Un errore da non commettere è, però, “lasciare che il bambino pianga per il timore di viziarlo“. Questo atteggiamento, peraltro meno frequente di quello opposto, è sicuramente sbagliato e anche un po’ crudele. Non bisogna lasciare un bambino piangente solo e disperato, senza curarsi di cercare i motivi del suo pianto, motivi che lui ha sicuramente e che, come abbiamo detto, non sono quasi mai motivi fisici.

Come l’esperto dovrebbe gestire il problema

Il pianto immotivato è sicuramente un momento della vita del piccolo bambino difficile da gestire. Talvolta l’angoscia dei genitori colti di sorpresa da un tale comportamento, che capiscono di non essere in grado di dominare, porta a commettere errori opposti o a esagerare nei tentativi di tranquillizzarlo, o ad assumere atteggiamenti di eccessiva durezza.

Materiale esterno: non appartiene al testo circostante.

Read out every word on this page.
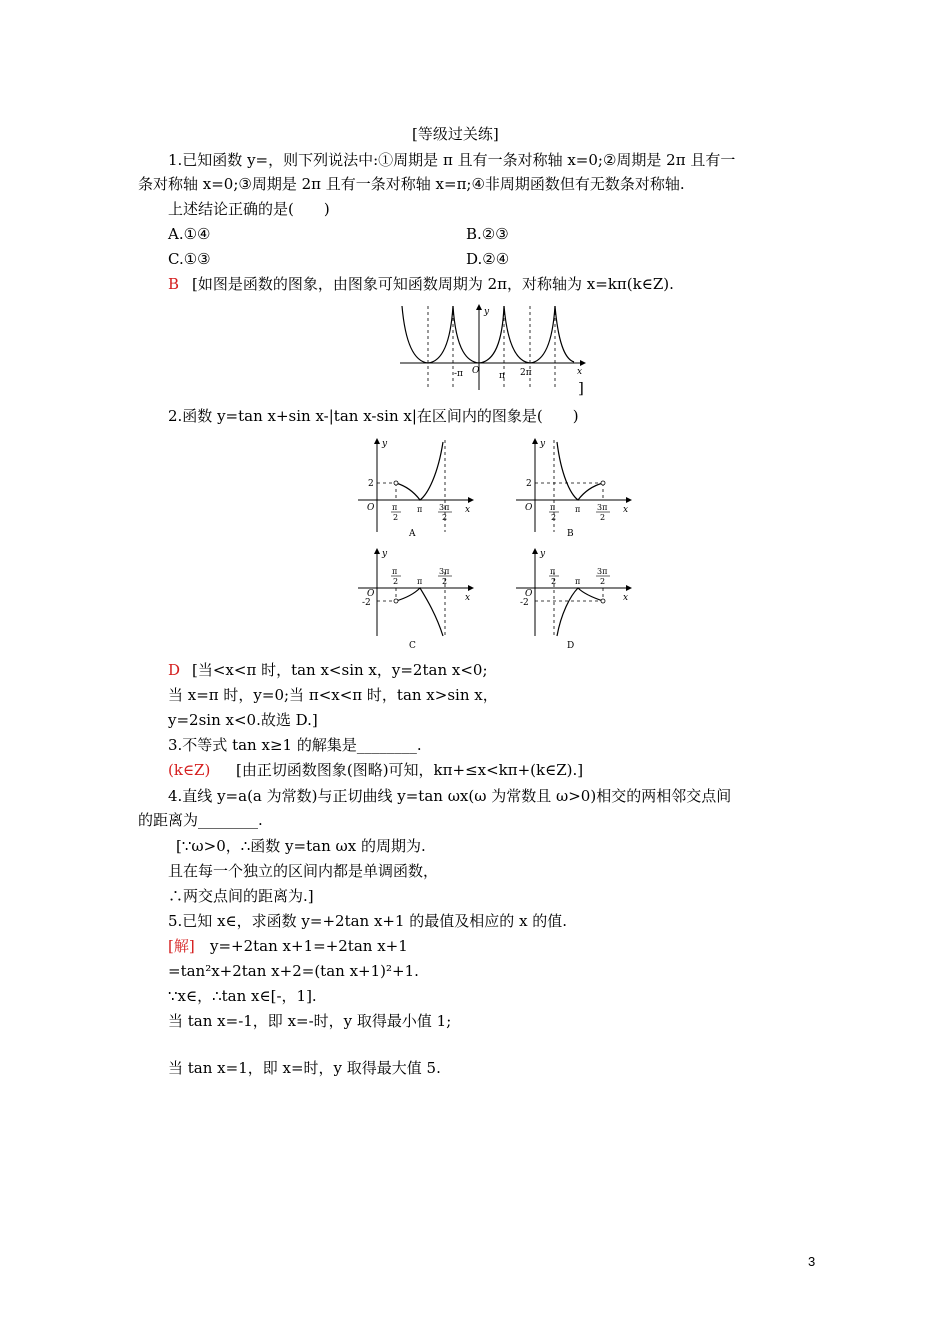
[等级过关练]
1.已知函数 y=，则下列说法中:①周期是 π 且有一条对称轴 x=0;②周期是 2π 且有一
条对称轴 x=0;③周期是 2π 且有一条对称轴 x=π;④非周期函数但有无数条对称轴.
上述结论正确的是(　　)
A.①④	B.②③
C.①③	D.②④
B [如图是函数的图象，由图象可知函数周期为 2π，对称轴为 x=kπ(k∈Z).
y
x
O
-π	π 2π
]
2.函数 y=tan x+sin x-|tan x-sin x|在区间内的图象是(　　)
y
x
O
2
π
2
π 3π
2
A
y
x
O
2
π
2
π 3π
2
B
y
x
O
-2
π
2 π
3π
2
C
y
x
O
-2
π
2 π
3π
2
D
D [当<x<π 时，tan x<sin x，y=2tan x<0;
当 x=π 时，y=0;当 π<x<π 时，tan x>sin x，
y=2sin x<0.故选 D.]
3.不等式 tan x≥1 的解集是________.
(k∈Z) [由正切函数图象(图略)可知，kπ+≤x<kπ+(k∈Z).]
4.直线 y=a(a 为常数)与正切曲线 y=tan ωx(ω 为常数且 ω>0)相交的两相邻交点间
的距离为________.
[∵ω>0，∴函数 y=tan ωx 的周期为.
且在每一个独立的区间内都是单调函数，
∴两交点间的距离为.]
5.已知 x∈，求函数 y=+2tan x+1 的最值及相应的 x 的值.
[解] y=+2tan x+1=+2tan x+1
=tan²x+2tan x+2=(tan x+1)²+1.
∵x∈，∴tan x∈[-，1].
当 tan x=-1，即 x=-时，y 取得最小值 1;
当 tan x=1，即 x=时，y 取得最大值 5.
3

Quando iniziano questi periodi di pianto “immotivato”, io spiego ai genitori nei dettagli (anche quelli scomodi) la natura e la causa del comportamento dei loro bambini, cercando di non colpevolizzare le mamme che talvolta hanno tutte le ragioni per essere tese e ansiose.

Spesso le strategie suggerite non funzionano, ma le spiegazioni in sé possono già modificare l’atteggiamento mentale dei genitori e soprattutto della mamma, che da quel momento trovano più facile sopportare la situazione.

Un atteggiamento più sereno migliora lo stato di tensione che è alla base delle coliche. I genitori devono essere rassicurati: la causa delle coliche non è mai un malessere fisico, ma dipende da una situazione psicologica ambientale non ideale e dal fatto che il sistema emotivo e psicologico del bambino non è ancora maturo.

Intorno  al 3° mese, detto sistema maturerà e in  quel momento, la fase periodica del pianto tenderà a scomparire, soprattutto se sarà accompagnata dalla consapevolezza maturata nei genitori (essenzialmente dalla mamma) di cambiare le modalità di interazione con il bambino.